Je dus m'arrêter de nouveau. J'éprouvai à l'épaule une douleur si vive, que je faillis m'évanouir une seconde fois. Une inquiétude terrible venait de me prendre; il me semblait que le bruit de la fusillade se rapprochait, et je me disais avec terreur que notre armée reculait peut-être, que dans sa fuite elle allait descendre me passer sur le corps. Mais je ne voyais toujours que les minces nuages de fumée qui traînaient sur les coteaux.

Mon oncle Lazare ajoutait:

«Et nous serons trois à nous aimer. Ah! mon bien-aimé Jean, comme tu as eu raison de lui donner à boire, un matin, au bord de la Durance. Moi, je redoutais Babet, j'étais de méchante humeur, et maintenant je suis jaloux, car je vois bien que jamais je ne pourrais t'aimer autant qu'elle t'aime. «Dites-lui, me répétait-elle hier en rougissant, que s'il se fait tuer, j'irai me jeter dans la rivière, à l'endroit où il m'a donné à boire.»

«Pour l'amour de Dieu! ménage ta vie. Il est des choses que je ne puis comprendre, mais je sens bien que le bonheur t'attend ici. J'appelle déjà Babet ma fille; je la vois à ton bras, dans l'église, lorsque je bénirai votre union. Je veux que ce soit là ma dernière messe.
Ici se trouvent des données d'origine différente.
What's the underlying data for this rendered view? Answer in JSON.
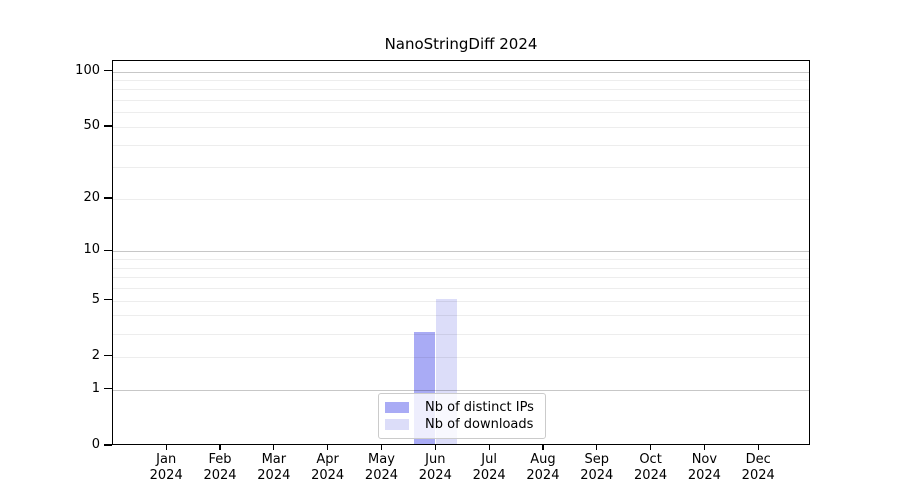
{
  "figure": {
    "background": "#ffffff"
  },
  "chart_data": {
    "type": "bar",
    "title": "NanoStringDiff 2024",
    "categories": [
      "Jan",
      "Feb",
      "Mar",
      "Apr",
      "May",
      "Jun",
      "Jul",
      "Aug",
      "Sep",
      "Oct",
      "Nov",
      "Dec"
    ],
    "x_tick_year": "2024",
    "series": [
      {
        "name": "Nb of distinct IPs",
        "color": "#a9abf5",
        "values": [
          0,
          0,
          0,
          0,
          0,
          3,
          0,
          0,
          0,
          0,
          0,
          0
        ]
      },
      {
        "name": "Nb of downloads",
        "color": "#dcddf9",
        "values": [
          0,
          0,
          0,
          0,
          0,
          5,
          0,
          0,
          0,
          0,
          0,
          0
        ]
      }
    ],
    "y_axis": {
      "scale": "log1p",
      "ticks": [
        0,
        1,
        2,
        5,
        10,
        20,
        50,
        100
      ],
      "top_value": 114,
      "grid_major": [
        1,
        10,
        100
      ],
      "grid_minor": [
        2,
        3,
        4,
        5,
        6,
        7,
        8,
        9,
        20,
        30,
        40,
        50,
        60,
        70,
        80,
        90
      ]
    },
    "legend": {
      "position": "lower-center",
      "frame": true
    }
  }
}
«Babet est une grande et belle fille maintenant. Elle t'aidera dans tes travaux…»

Le bruit de la fusillade s'était éloigné. Je pleurais des larmes douces. Il y avait des plaintes sourdes parmi les soldats qui râlaient entre les roues des canons. J'en apercevais un qui faisait des efforts pour se débarrasser d'un de ses camarades, blessé comme lui, dont le corps lui écrasait la poitrine; et, comme ce blessé se déballait en se plaignant, le soldat le repoussa brutalement, le fit rouler sur la pente du monticule, où le misérable hurla de douleur. A ce gémissement, une rumeur monta de l'entassement des cadavres. Le soleil, qui baissait, avait des rayons d'un blond fauve. Le bleu du ciel était plus doux.
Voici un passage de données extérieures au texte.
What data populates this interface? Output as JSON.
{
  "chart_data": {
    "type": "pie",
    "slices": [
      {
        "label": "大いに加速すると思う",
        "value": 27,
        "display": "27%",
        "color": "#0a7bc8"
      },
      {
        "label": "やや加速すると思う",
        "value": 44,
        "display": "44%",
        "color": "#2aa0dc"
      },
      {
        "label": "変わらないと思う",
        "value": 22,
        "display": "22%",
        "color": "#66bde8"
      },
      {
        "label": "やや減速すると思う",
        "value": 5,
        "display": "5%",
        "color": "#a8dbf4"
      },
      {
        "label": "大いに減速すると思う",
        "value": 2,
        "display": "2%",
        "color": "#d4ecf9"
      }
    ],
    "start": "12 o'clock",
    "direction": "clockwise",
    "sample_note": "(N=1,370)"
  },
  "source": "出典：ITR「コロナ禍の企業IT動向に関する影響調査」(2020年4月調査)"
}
J'achevai la lettre de mon oncle Lazare.

«Je voulais simplement, disait-il encore, te donner de nos nouvelles, te supplier de venir au plus tôt nous rendre heureux. Et voilà que je pleure, que je bavarde comme un vieil enfant. Espère, mon pauvre Jean, je prie, et Dieu est bon.

«Réponds-moi vite, fixe-moi, s'il est possible, l'époque de ton retour. Nous comptons les semaines, Babet et moi. A bientôt, bonne espérance.»

L'époque de mon retour!… Je baisai la lettre en sanglotant, je crus un instant que j'embrassais Babet et mon oncle. Jamais, sans doute, je ne les reverrais. J'allais mourir comme un chien, dans la poussière, sous le soleil de plomb. Et c'était dans cette plaine désolée, au milieu de râles d'agonie, que mes chères affections me disaient adieu. Un silence bourdonnant m'emplissait les oreilles; je regardais la terre blanche tachée de sang, qui s'étendait déserte jusqu'aux lignes grises de l'horizon. Je répétais: «Il faut mourir.» Alors, je fermai les yeux, j'évoquai le souvenir de Babet et de mon oncle Lazare.